IL, interleukin; IL-2R, interleukin 2 receptor; TNF, tumour necrosis factor.;

Figure 3

Association of inflammatory cytokines with in-hospital mortality in patients with COVID-19. ORs of each variable were obtained using multivariate logistic regression models after adjustment for age, gender, comorbidities, disease severity and lymphocyte count. Severity was staged based on the guidelines for diagnosis and treatment of COVID-19 (trial fifth edition) published by the Chinese National Health Commission on 4 February 2020. IL, interleukin; IL-2R, interleukin 2 receptor; TNF, tumour necrosis factor.

Figure 4

Receiver operating characteristic curve of IL-2R, IL-6, IL-8, IL-10 and TNF for in-hospital death. IL, interleukin; IL-2R, interleukin 2 receptor; TNF, tumour necrosis factor.

Table 4

Analysis of receiver operating characteristics curve for predicting in-hospital mortality of patients with COVID-19

Variables	P value	AUC (95% CI)	Sensitivity	Specificity	Cut-off value	PPV	NPV
IL-2R	<0.001	0.82 (0.78 to 0.87)	0.80	0.73	755.50	0.72	0.55
IL-6	<0.001	0.85 (0.81 to 0.89)	0.77	0.75	22.80	0.71	0.80
IL-8	<0.001	0.69 (0.64 to 0.75)	0.66	0.62	20.50	0.58	0.55
IL-10	<0.001	0.75 (0.69 to 0.81)	0.80	0.66	5.15	0.65	0.55
TNF	<0.001	0.71 (0.65 to 0.77)	0.56	0.79	10.05	0.68	0.55

AUC, area under curve; IL, interleukin; IL-2R, interleukin 2 receptor; NPV, negative predictive value; PPV, positive predictive value; TNF, tumour necrosis factor.

Discussion

COVID-19 has rapidly spread throughout the world and has been labelled a pandemic by WHO. Both clinical features and serum markers associated with the severity of patients with COVID-19 have been reported.11–14 However, we do not know the exact reasons for the specific alterations in cytokine levels; it might be due to the immune response triggering the rapid disease progression. In the present study, we systematically analysed immunological characteristics, particularly cytokine profiles, and their relationship with severity, mortality and prognosis of COVID-19.
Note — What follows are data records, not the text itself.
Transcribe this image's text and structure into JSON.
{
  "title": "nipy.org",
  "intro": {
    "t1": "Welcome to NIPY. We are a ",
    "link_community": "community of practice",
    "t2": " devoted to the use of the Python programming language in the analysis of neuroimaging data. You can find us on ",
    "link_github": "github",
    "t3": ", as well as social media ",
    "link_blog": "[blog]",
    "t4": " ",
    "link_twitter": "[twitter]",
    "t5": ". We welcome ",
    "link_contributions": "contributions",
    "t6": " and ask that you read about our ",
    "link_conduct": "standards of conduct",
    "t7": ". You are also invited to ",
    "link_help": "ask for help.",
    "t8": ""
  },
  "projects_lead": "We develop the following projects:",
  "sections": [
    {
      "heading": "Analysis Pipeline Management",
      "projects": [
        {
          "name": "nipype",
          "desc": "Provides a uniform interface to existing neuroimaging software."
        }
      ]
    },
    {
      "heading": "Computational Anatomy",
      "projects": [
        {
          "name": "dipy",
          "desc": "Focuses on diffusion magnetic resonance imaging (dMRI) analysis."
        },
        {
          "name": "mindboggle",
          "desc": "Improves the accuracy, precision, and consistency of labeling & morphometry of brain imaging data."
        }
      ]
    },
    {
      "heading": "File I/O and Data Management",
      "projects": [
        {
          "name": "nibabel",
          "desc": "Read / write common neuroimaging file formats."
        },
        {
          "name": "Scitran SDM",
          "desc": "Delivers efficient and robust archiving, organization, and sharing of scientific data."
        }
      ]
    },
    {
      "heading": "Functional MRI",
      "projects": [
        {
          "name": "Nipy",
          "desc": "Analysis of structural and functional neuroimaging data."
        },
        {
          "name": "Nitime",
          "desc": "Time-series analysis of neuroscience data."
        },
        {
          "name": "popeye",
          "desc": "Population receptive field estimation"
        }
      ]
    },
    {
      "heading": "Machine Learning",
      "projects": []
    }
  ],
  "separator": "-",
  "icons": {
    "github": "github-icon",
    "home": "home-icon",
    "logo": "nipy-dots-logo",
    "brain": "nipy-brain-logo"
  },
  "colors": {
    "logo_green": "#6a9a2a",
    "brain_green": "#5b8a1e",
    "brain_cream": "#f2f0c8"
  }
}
Consistent with a previous report, we noted lymphocytopaenia and increased inflammatory cytokine concentration in the majority of severe and critical cases, which were markedly worse when compared with the moderate cases. This indicates that an impaired immune system and a cytokine storm might be associated with COVID-19 severity. Further, the plasma concentration of cytokines in the progressive group, was higher than the stable group in severe cases, although differences in IL-2R, IL-8 and TNF between the two groups did not reach statistical significance in moderate cases, which might be partly due to the limited sample size; a recent study has shown that elevated cytokines were dynamically correlated with disease severity.5 15 16 Additionally, severe acute respiratory syndrome coronavirus (SARS-CoV) and Middle East respiratory syndrome coronavirus (MERS-CoV) infections were also characterised by elevated levels of inflammatory cytokines with severe lung injury.17–20

Cytokines are proteins, glycoproteins or signalling peptides with potent various biological functions at picomolar concentration.21 IL-2R, IL-6, IL-8 and TNF were major proinflammatory factors required to initiate a series of effective immune cascade events to an infection or a tissue injury site. The anti-inflammatory IL-10 was found to inhibit the monocyte inflammatory response directly and negatively regulate the cascade of proinflammatory cytokines, which induced monocyte hyporesponsiveness in sepsis and multiple organ dysfunction.22 It is reported that coronavirus infection, its rapid replication, as well as the delayed type I interferon (IFN-I)signalling activate inflammatory monocyte-macrophage, resulting in an increased cytokine concentration, vascular leakage and pathogenic T cell response.23 Besides, lymphocytopaenia observed in severe and critical patients may impair T cells, which dampen the overactive innate immune response and further aggravate the inflammatory response.24 In line with the previous study, we suggest that excessive cytokine secretion may be associated with the progressive group. Nevertheless, the underlying cellular source and the mechanism involving cytokine accumulation remain to be determined.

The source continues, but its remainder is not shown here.